School of Foreign Languages, Hunan University, Changsha, China.
School of Foreign Languages, Hunan First Normal University, Changsha, China.
J Speech Lang Hear Res. 2023 Nov 9;66(11):4363-4379. doi: 10.1044/2023_JSLHR-23-00356. Epub 2023 Oct 20.
Capturing phonation types such as breathy, modal, and pressed voices precisely can facilitate the recognition of human emotions. However, little is known about how exactly phonation types and decoders' gender influence the perception of emotional speech. Based on the modified Brunswikian lens model, this article aims to examine the roles of phonation types and decoders' gender in Mandarin emotional speech recognition by virtue of articulatory speech synthesis.
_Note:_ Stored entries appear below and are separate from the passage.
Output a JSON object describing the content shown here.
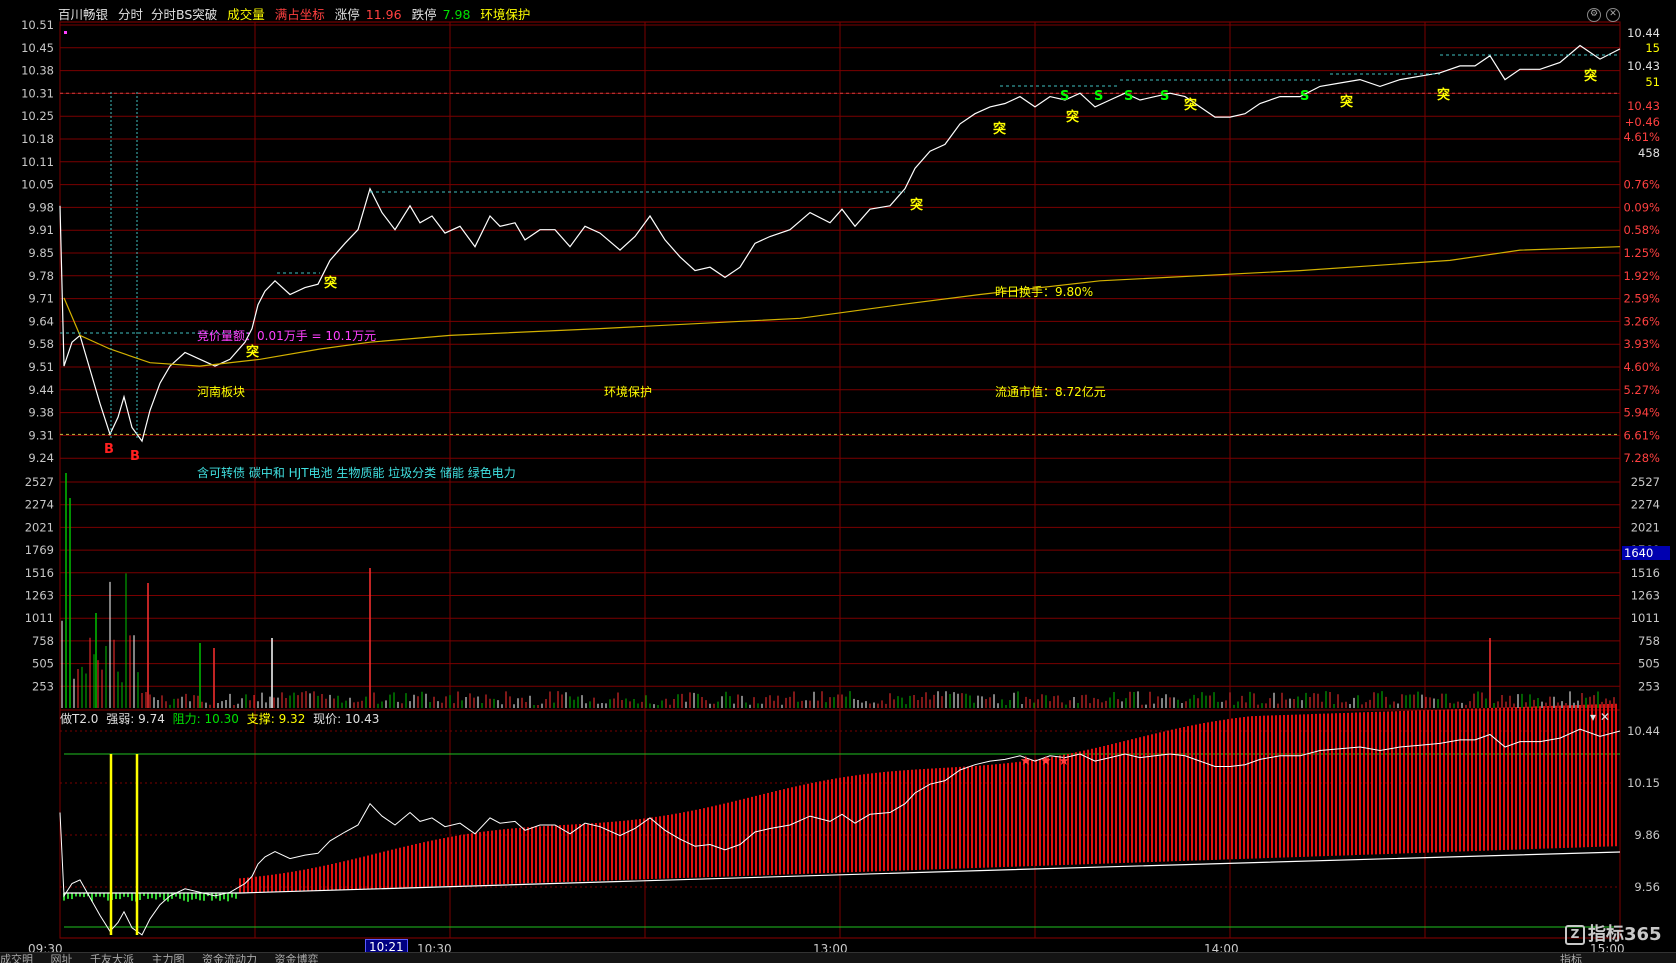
{
  "header": {
    "stock_name": "百川畅银",
    "tab_intraday": "分时",
    "tab_bs": "分时BS突破",
    "volume": "成交量",
    "full_coord": "满占坐标",
    "limit_up_label": "涨停",
    "limit_up_value": "11.96",
    "limit_down_label": "跌停",
    "limit_down_value": "7.98",
    "concept": "环境保护"
  },
  "price_axis_left": [
    "10.51",
    "10.45",
    "10.38",
    "10.31",
    "10.25",
    "10.18",
    "10.11",
    "10.05",
    "9.98",
    "9.91",
    "9.85",
    "9.78",
    "9.71",
    "9.64",
    "9.58",
    "9.51",
    "9.44",
    "9.38",
    "9.31",
    "9.24"
  ],
  "pct_axis_right": [
    "0.76%",
    "0.09%",
    "0.58%",
    "1.25%",
    "1.92%",
    "2.59%",
    "3.26%",
    "3.93%",
    "4.60%",
    "5.27%",
    "5.94%",
    "6.61%",
    "7.28%"
  ],
  "info_panel": {
    "price1": "10.44",
    "vol1": "15",
    "price2": "10.43",
    "vol2": "51",
    "price3": "10.43",
    "change": "+0.46",
    "change_pct": "4.61%",
    "total": "458"
  },
  "volume_axis": [
    "2527",
    "2274",
    "2021",
    "1769",
    "1516",
    "1263",
    "1011",
    "758",
    "505",
    "253"
  ],
  "volume_marker": "1640",
  "annotations": {
    "auction": "竞价量额：0.01万手 = 10.1万元",
    "region": "河南板块",
    "theme": "环境保护",
    "turnover": "昨日换手：9.80%",
    "float_cap": "流通市值：8.72亿元",
    "concepts": "含可转债 碳中和 HJT电池 生物质能 垃圾分类 储能 绿色电力"
  },
  "indicator": {
    "name": "做T2.0",
    "strength_label": "强弱:",
    "strength_value": "9.74",
    "resistance_label": "阻力:",
    "resistance_value": "10.30",
    "support_label": "支撑:",
    "support_value": "9.32",
    "price_label": "现价:",
    "price_value": "10.43",
    "axis": [
      "10.44",
      "10.15",
      "9.86",
      "9.56"
    ]
  },
  "time_axis": {
    "t0930": "09:30",
    "cursor": "10:21",
    "t1030": "10:30",
    "t1300": "13:00",
    "t1400": "14:00",
    "t1500": "15:00"
  },
  "signal_labels": {
    "buy": "B",
    "breakout": "突",
    "sell": "S"
  },
  "logo_text": "指标365",
  "logo_mark": "Z",
  "bottom_tabs": [
    "成交明",
    "网址",
    "千友大派",
    "主力图",
    "资金流动力",
    "资金博弈",
    "指标"
  ],
  "colors": {
    "bg": "#000000",
    "grid_red": "#8b0000",
    "price_line": "#ffffff",
    "avg_line": "#d2b000",
    "vol_up": "#ff3030",
    "vol_down": "#00c000",
    "yellow": "#ffff00",
    "cyan": "#40c0c0",
    "magenta": "#ff40ff",
    "green_signal": "#00ff00"
  }
}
Fifty-five participants (28 male and 27 female) completed a recognition task of Mandarin emotional speech, with 200 stimuli representing five emotional categories (happiness, anger, fear, sadness, and neutrality) and five types (original, copied, breathy, modal, and pressed). Repeated-measures analyses of variance were performed to analyze recognition accuracy and confusion data.
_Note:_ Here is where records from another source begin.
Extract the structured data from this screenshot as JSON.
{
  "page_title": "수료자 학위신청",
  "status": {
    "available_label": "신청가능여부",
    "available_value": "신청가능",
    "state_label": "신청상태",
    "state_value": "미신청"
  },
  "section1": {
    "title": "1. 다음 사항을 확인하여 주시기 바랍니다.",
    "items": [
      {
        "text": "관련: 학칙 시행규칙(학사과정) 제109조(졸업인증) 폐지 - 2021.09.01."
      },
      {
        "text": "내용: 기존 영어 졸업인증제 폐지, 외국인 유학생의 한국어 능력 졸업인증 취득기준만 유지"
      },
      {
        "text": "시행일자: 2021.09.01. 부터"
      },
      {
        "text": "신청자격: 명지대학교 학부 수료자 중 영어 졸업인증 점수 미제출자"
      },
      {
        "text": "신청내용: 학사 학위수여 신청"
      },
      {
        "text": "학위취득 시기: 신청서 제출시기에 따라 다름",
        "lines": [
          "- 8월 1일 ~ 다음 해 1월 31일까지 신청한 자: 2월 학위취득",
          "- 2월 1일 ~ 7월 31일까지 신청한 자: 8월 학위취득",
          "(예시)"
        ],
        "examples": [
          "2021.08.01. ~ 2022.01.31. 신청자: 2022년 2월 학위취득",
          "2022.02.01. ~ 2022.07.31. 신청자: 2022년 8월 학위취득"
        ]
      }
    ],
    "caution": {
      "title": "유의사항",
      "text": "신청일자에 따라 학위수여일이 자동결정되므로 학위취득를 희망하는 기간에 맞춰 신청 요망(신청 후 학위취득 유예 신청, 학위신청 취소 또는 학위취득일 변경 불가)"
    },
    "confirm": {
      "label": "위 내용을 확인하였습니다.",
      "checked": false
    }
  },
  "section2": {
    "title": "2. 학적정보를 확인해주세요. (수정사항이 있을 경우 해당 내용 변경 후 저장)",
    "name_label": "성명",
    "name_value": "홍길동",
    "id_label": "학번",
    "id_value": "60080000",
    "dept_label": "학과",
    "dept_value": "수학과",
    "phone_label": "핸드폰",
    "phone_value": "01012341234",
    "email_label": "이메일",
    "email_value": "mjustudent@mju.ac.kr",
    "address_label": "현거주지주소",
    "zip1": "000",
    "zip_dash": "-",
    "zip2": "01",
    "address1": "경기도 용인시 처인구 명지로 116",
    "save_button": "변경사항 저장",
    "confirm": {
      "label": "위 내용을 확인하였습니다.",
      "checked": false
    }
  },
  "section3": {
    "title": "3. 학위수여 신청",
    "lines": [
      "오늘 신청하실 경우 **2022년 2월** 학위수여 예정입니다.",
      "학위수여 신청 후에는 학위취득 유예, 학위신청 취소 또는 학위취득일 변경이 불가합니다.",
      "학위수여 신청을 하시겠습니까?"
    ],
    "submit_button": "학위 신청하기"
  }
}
For male and female decoders, the recognition accuracy of anger from pressed stimuli and fear from breathy stimuli was high; across all phonation-type stimuli, the recognition accuracy of sadness was also high, but that of happiness was low. The confusion data revealed that in recognizing fear from all phonation-type stimuli, female decoders chose fear responses more frequently and neutral responses less frequently than male decoders. In recognizing neutrality from breathy stimuli, female decoders significantly reduced their choice of neutral responses and misidentified neutrality as anger, while male decoders mistook neutrality from pressed stimuli for anger.
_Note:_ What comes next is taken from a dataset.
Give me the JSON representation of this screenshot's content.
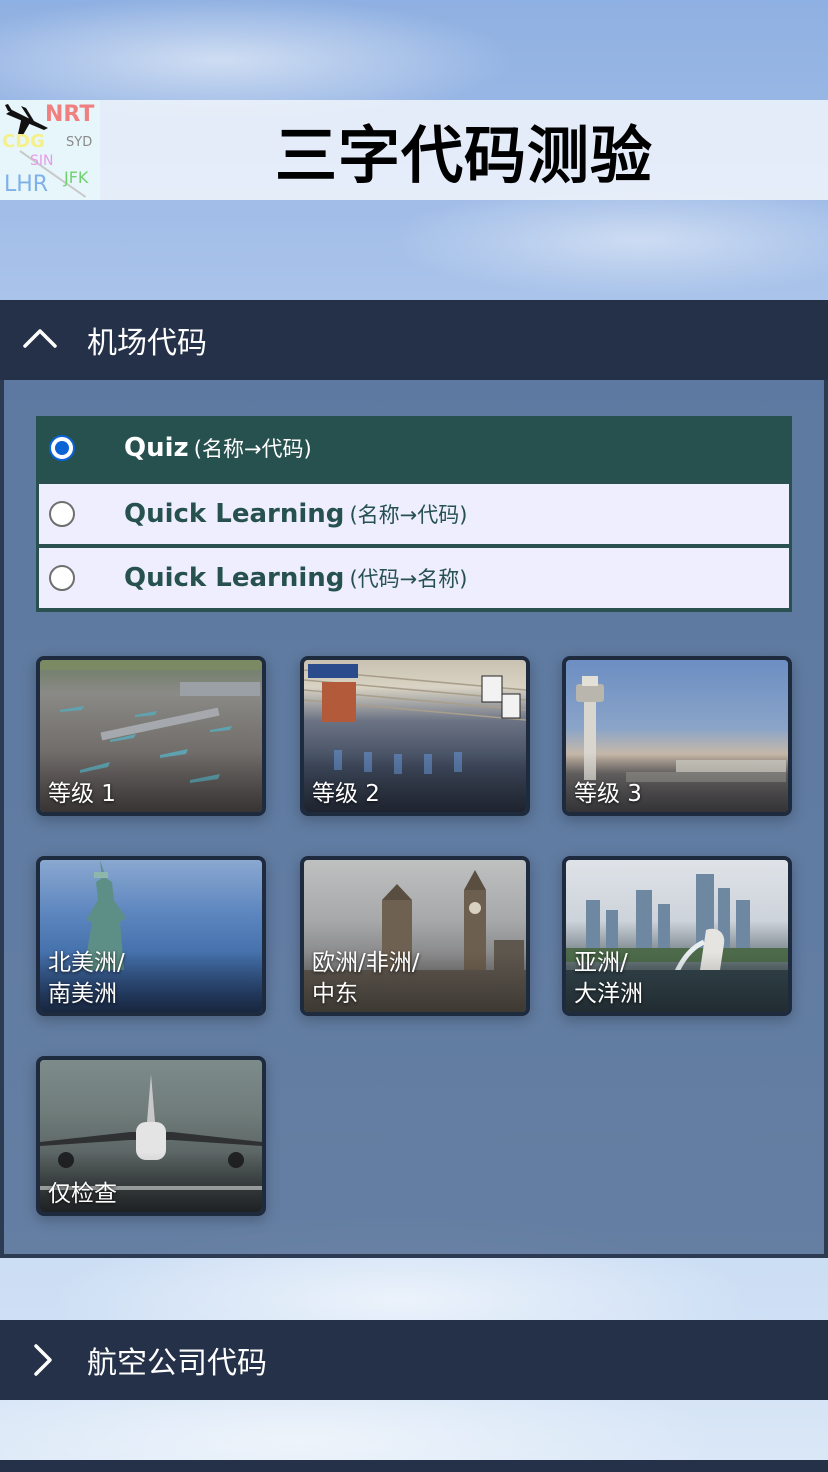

This study revealed that, in Mandarin, phonation types play crucial roles in recognizing anger, fear, and neutrality, while the recognition of sadness and happiness seems not to depend heavily on phonation types. Moreover, the decoders' gender affects their recognition of neutrality and fear. These findings support the modified Brunswikian lens model and have significance for diagnosis and intervention among clinical populations with hearing impairment or gender-related psychiatric disorders.
准确捕捉声门类型(如气息声、中间声和压挤声)可以促进对人类情感的识别。然而,对于声门类型和声门类型解码器的性别如何影响情感语音的感知,我们知之甚少。基于修正的 Brunswikian 镜头模型,本文旨在通过发音语音合成技术,研究声门类型和声门类型解码器的性别在普通话情感语音识别中的作用。
55 名参与者(28 名男性和 27 名女性)完成了普通话情感语音识别任务,其中 200 个刺激代表五个情感类别(快乐、愤怒、恐惧、悲伤和中性)和五种类型(原声、复制声、气息声、中间声和压挤声)。对识别准确率和混淆数据进行重复测量方差分析。
对于男性和女性解码器,压挤声刺激的愤怒识别和气息声刺激的恐惧识别准确率较高;在所有声门类型刺激中,悲伤的识别准确率也较高,但快乐的识别准确率较低。混淆数据显示,在识别所有声门类型刺激的恐惧时,女性解码器比男性解码器更频繁地选择恐惧反应,较少选择中性反应。在识别气息声刺激的中性时,女性解码器显著减少了对中性反应的选择,将中性误识别为愤怒,而男性解码器则将压挤声刺激的中性误识别为愤怒。
本研究表明,在普通话中,声门类型在识别愤怒、恐惧和中性方面起着关键作用,而悲伤和快乐的识别似乎不依赖于声门类型。此外,解码器的性别影响他们对中性和恐惧的识别。这些发现支持修正的 Brunswikian 镜头模型,对有听力障碍或与性别相关的精神障碍的临床人群的诊断和干预具有重要意义。